PTTEP pushes ahead despite setbacks
With an aggressive foreign strategy, Thailand’s state oil firm wants to put a string of setbacks behind it
If the oil and gas game were likened to a boxing match, then Thailand’s PTT Exploration and Production (PTTEP) would be considered a featherweight. But the Asian firm certainly has ambitions to punch above its weight.
After making the headlines in 2009 for all the wrong reasons – the Thai operator was responsible for one of Australia’s worst oil spills in the Timor Sea – the national oil company (NOC) grabbed the spotlight last year when it went head-to-head with Anglo-Dutch supermajor Shell in its bid to buy junior explorer Cove Energy.
At $1.9 billion, many analysts were quick to say it paid over the odds. But the deal saw it snare a foothold in a prolific gas play offshore Mozambique.
Besides, the acquisition reflected the asset’s importance to both the firm and to the nation, which produces most of its electricity from natural gas and has started importing liquefied natural gas (LNG) as supplies from the Gulf of Thailand are projected to begin declining in the next decade.
The move was part of the listed company’s grand plan to triple production to around 900,000 barrels of oil equivalent per day (boe/d) by 2020. This is an ambitious target, even for a company that has been relatively successfully compared to its regional peers.
In its favour, the firm has a solid operating profile backed by less cyclical cash flows compared to its global peers, largely due to its natural gas production, which benefits from long-term sales deals.

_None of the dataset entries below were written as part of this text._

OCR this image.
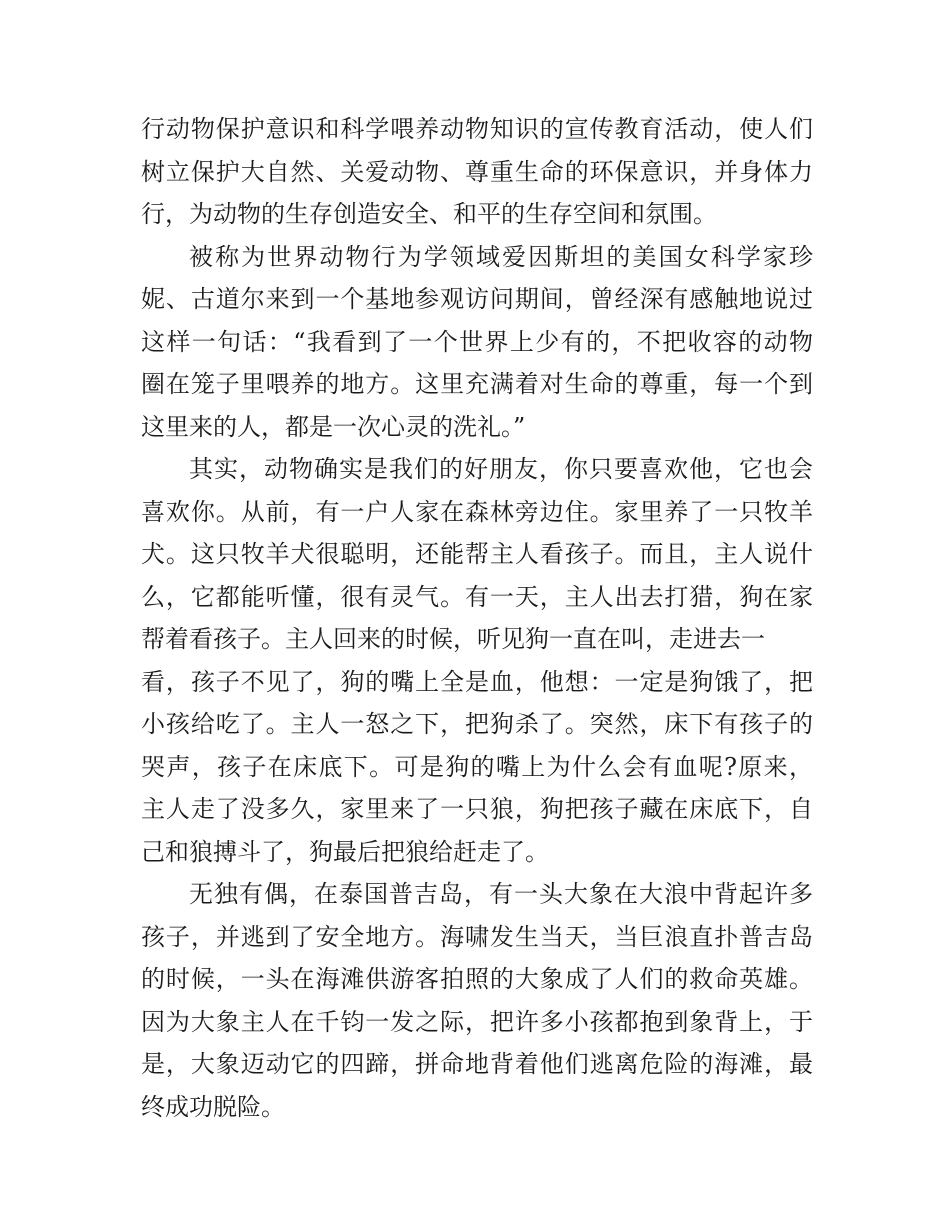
行动物保护意识和科学喂养动物知识的宣传教育活动，使人们
树立保护大自然、关爱动物、尊重生命的环保意识，并身体力
行，为动物的生存创造安全、和平的生存空间和氛围。
被称为世界动物行为学领域爱因斯坦的美国女科学家珍
妮、古道尔来到一个基地参观访问期间，曾经深有感触地说过
这样一句话：“我看到了一个世界上少有的，不把收容的动物
圈在笼子里喂养的地方。这里充满着对生命的尊重，每一个到
这里来的人，都是一次心灵的洗礼。”
其实，动物确实是我们的好朋友，你只要喜欢他，它也会
喜欢你。从前，有一户人家在森林旁边住。家里养了一只牧羊
犬。这只牧羊犬很聪明，还能帮主人看孩子。而且，主人说什
么，它都能听懂，很有灵气。有一天，主人出去打猎，狗在家
帮着看孩子。主人回来的时候，听见狗一直在叫，走进去一
看，孩子不见了，狗的嘴上全是血，他想：一定是狗饿了，把
小孩给吃了。主人一怒之下，把狗杀了。突然，床下有孩子的
哭声，孩子在床底下。可是狗的嘴上为什么会有血呢?原来，
主人走了没多久，家里来了一只狼，狗把孩子藏在床底下，自
己和狼搏斗了，狗最后把狼给赶走了。
无独有偶，在泰国普吉岛，有一头大象在大浪中背起许多
孩子，并逃到了安全地方。海啸发生当天，当巨浪直扑普吉岛
的时候，一头在海滩供游客拍照的大象成了人们的救命英雄。
因为大象主人在千钧一发之际，把许多小孩都抱到象背上，于
是，大象迈动它的四蹄，拼命地背着他们逃离危险的海滩，最
终成功脱险。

But for all its acquisitions, PTTEP, which is 65%-owned by the government’s integrated energy player PTT, is not expanding as fast as it should.
Towards the end of last year, management made a drastic cut to production targets, slashing them by a third to just 600,000 boe/d by 2020. The smaller number seems more realistic.
At the end of last year, the firm had total proved reserves of 901m barrels of oil equivalent (boe), average daily production of 313,293 boe/d and a proved reserve life of eight years. Of those reserves, 56% lie in Thailand.
Established in 1985 as part of a national energy strategy, the company has expanded its overseas footprint with investments in Southeast Asia, North America, Australia, Africa and the Middle East.
Even though the bulk of its production remains in the Gulf of Thailand, it is starting to ramp up volumes from its Kai Kos Dehseh oil sands venture in Canada, as well as its 16-1 project in Vietnam.
Meanwhile, following the disastrous spill off Australia, the Montara project is back on track, pumping its first flows earlier this year.
While its reputation was tarnished by the accident, it certainly will not be improved by news of an oil spill near a high-profile tourist area in the Gulf of Thailand in late July.
The latest leak, caused by a faulty hose transferring crude from a tanker to a subsea pipeline, was not PTTEP’s fault, but its sister company PTT Global Chemicals’s. Nevertheless, it’s the sort of international attention PTTEP could do without as it seeks to spread its wings.
To achieve its latest output goal, the Bangkok-based firm has an aggressive investment plan worth $15bn over the next five years to develop its projects in Myanmar, Algeria, Australia, Canada, as well as at home. On top of this, following its takeover of Cove, it will need to stump up its share of capital expenditure for an LNG export scheme, pending a final investment decision in 2014. But, whether PTTEP can even reach its lower production target without having to make another large acquisition remains to be seen.
A successful $3bn share issue at the end of 2012 helped ease the pressure on the Thai player, but reinforced the view that PTTEP overpaid for Cove. Still, the fundraiser improved its financial flexibility.
Consequently, ratings agency Moody’s upped its acquisition headroom from low to moderate, saying it could carry out between $2bn and $10bn of debt-funded investments on top of its spending plans over the next year.
It’s also exploring opportunities in South America, particularly Colombia, and has plans to dabble in floating LNG (FLNG) off Australia. Nevertheless, with signs that global growth is slowing, its parent PTT is sending out more cautious signals.
Expect PTTEP to take a short breather while it digests its acquisition of Cove Energy and weighs up its next move. One thing, though, is for sure: if the Mozambique LNG scheme eventually morphs into a six-train scheme without too many hiccups, PTTEP should be well rewarded. The upside from the stakes in seven deep-water blocks that it collected off Kenya offer promise, too.
For the time being, PTTEP, while not quite a lightweight contender yet, has proved it can pack a punch.